Ghana's decision to abolish its 15% VAT on mining exploration marks one of its most consequential policy shifts in decades, reshaping competition across West Africa's gold corridor.
Abolished Tax Tilts Ghana's Mining Future
Ghana has scrapped its 15% value-added tax on mining exploration, ending a 25-year policy that industry leaders say quietly crippled the country's competitiveness.
The reversal comes at a time when global mining capital is shifting rapidly across West Africa, and Ghana, long considered a stable mining hub, found itself losing ground to neighbours offering tax-free exploration zones.

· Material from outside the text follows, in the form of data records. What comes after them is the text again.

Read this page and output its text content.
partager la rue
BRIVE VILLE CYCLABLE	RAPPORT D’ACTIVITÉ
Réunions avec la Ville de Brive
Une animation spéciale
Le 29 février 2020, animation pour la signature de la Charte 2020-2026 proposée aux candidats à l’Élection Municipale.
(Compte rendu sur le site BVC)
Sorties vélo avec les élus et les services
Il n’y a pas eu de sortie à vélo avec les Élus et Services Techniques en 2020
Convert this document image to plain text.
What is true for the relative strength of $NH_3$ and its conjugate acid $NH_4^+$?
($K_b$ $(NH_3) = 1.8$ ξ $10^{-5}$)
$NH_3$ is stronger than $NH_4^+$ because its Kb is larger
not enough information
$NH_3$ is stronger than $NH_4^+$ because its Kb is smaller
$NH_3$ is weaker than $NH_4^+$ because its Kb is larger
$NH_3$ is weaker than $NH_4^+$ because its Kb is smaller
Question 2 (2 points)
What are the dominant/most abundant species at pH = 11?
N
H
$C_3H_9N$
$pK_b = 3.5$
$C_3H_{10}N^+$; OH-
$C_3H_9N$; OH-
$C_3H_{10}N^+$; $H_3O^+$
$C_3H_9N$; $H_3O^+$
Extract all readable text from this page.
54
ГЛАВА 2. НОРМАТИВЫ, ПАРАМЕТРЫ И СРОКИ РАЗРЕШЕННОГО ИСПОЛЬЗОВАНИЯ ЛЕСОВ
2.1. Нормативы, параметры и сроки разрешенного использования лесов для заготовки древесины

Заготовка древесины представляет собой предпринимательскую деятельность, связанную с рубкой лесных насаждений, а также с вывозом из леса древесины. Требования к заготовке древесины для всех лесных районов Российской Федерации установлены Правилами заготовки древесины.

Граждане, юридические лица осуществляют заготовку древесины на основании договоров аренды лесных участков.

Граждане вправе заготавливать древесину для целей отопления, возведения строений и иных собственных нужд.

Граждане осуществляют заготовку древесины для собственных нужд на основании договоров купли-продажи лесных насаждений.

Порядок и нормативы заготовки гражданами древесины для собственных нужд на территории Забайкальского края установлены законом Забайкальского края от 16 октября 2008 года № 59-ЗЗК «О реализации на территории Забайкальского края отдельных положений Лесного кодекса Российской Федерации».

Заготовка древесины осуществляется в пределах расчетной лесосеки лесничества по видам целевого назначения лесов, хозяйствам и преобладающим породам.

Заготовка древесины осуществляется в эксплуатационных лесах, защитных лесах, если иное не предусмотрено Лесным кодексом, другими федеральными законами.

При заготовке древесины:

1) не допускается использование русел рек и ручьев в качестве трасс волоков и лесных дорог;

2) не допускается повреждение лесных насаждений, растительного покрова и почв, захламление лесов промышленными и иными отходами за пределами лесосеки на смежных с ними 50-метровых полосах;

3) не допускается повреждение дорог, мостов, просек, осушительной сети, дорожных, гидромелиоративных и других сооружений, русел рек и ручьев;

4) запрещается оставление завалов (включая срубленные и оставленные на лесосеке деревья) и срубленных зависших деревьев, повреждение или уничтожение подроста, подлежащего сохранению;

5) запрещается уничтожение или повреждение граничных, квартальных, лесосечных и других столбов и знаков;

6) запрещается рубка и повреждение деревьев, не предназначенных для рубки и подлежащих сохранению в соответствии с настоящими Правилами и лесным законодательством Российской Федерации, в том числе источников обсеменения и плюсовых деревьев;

For years, early-stage explorers paid VAT on drilling, laboratory tests, and geological assessments, the most expensive phase of resource development, while competitors in Cote d'Ivoire and Burkina Faso enjoyed full exemptions. "It was a clog on the pipeline of projects," said Ghana Chamber of Mines president Michael Akafia. "Explorers simply went elsewhere."
Data Reveals the Cost of Lost Competitiveness
The policy was especially punishing given exploration's high-risk economics: companies spend millions before discovering a viable deposit. Between 2000 and 2024, exploration migration to neighbouring countries surged as Ghana charged 15% on nearly all exploration costs.
Meanwhile, artisanal and small-scale miners (ASM) quietly rewrote Ghana's mining story. Between January and October 2025, ASM exported 81.7 metric tons of gold worth $8.1 billion, surpassing large-scale producers' 74.1 tons worth $6.6 billion for the first time in history.
Ghana's 2025 Gold Output (Jan–Oct)
| Segment | Output (metric tons) | Value (USD) |
|---|---|---|
| Small-Scale / ASM | 81.7 | $8.1B |
| Large-Scale Mines | 74.1 | $6.6B |

This unprecedented shift has emboldened government ambitions to reposition Ghana as a long-term exploration destination, not just a mature mining economy.
Why Ending the VAT Resets the Regional Chessboard
Across West Africa, a fierce mining strategy divide is emerging. Mali and Burkina Faso are tightening fiscal screws: raising royalty rates, increasing state ownership, and even seizing gold shipments. The result? Mali's gold output fell 23% in 2024, but government revenue shot up 52.5%.
Ghana, by contrast, is betting on openness, not extraction pressure, as its long-term competitive edge. It has tripled production tax from 1% to 3% to boost revenues but cut exploration VAT to zero. The message to investors is clear: "Spend more on finding gold here; we'll tax production fairly later."
West Africa's Mining Split

Investors Reconsider Ghana, but Questions Remain
Major operators, such as Newmont, AngloGold Ashanti, Perseus, Gold Fields, now face a more predictable exploration landscape. The government has simultaneously launched audits to boost earnings from existing operations, hoping that increased revenue offsets short-term VAT losses.
But the stakes are higher than tax policy. The broader question is whether Ghana can attract responsible capital without repeating old extractive patterns where foreign profits soared while local communities remained poor. Industry watchers say the next 12–24 months will determine whether Ghana leads or lags in the continent's mining future.
Path Forward – Lower Barriers, Higher Returns, Fairer Outcomes
Ghana's exploration tax reset marks a strategic rebalancing: lower upfront costs for explorers, stronger fiscal tools for the state, and renewed investor interest.
Achieving durable impact requires tight environmental governance, community-centred benefits, and transparent production-stage taxation.
If implemented effectively, Ghana could emerge as West Africa's stable, long-horizon mining destination, offering clarity, competitiveness, and shared prosperity.